Bushbernie's Garden
Cocky Apple
Species: Planchonia careya.
A small, deciduous, somewhat crooked woodland tree that is distributed across northern Australia.
It grows to approximately 6m with a pale, corky, fissured bark and an open canopy of broad leaves.
The leaves turn to autumn colours during the dry season, making the trees conspicuous in the understorey.
Flowers are large, fleshy and white with numerous pink and white stamens 5-6cm long. They open in the evening and fall by next morning.
Flowering period is from July to October.
The fruit is green, egg-shaped, smooth, fibrous inside, and grows to 9cm x 4cm.

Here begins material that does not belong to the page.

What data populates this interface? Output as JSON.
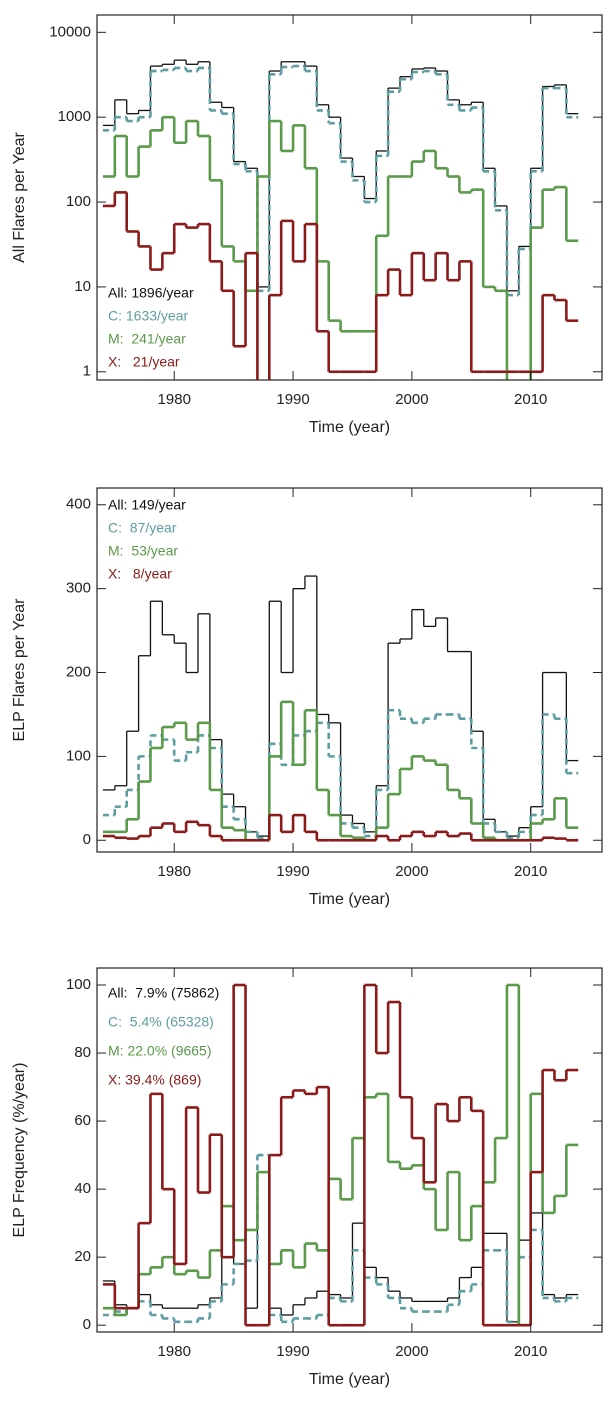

Fruit is eaten by the red tailed black and palm cockatoos and larvae of the yellow peach moth (Conogethes punctiferalis).
Nectar is eaten by rainbow and varied lorikeets, silver crowned and little friarbirds, blue faced, black chinned, white gaped, white throated, brown, dusky and red headed honeyeaters and yellow throated miner.
Larval food plant for the ornate dusk flat, amethyst jewel, copper jewel, fiery jewel and black spotted flash butterflies and of the moths Theretra oldenlandiae (vine hawk moth) and Opodiphthera saccopoea (an emperor moth). It is a favourite tree of the green whizzer cicada (Macrotristria intersecta).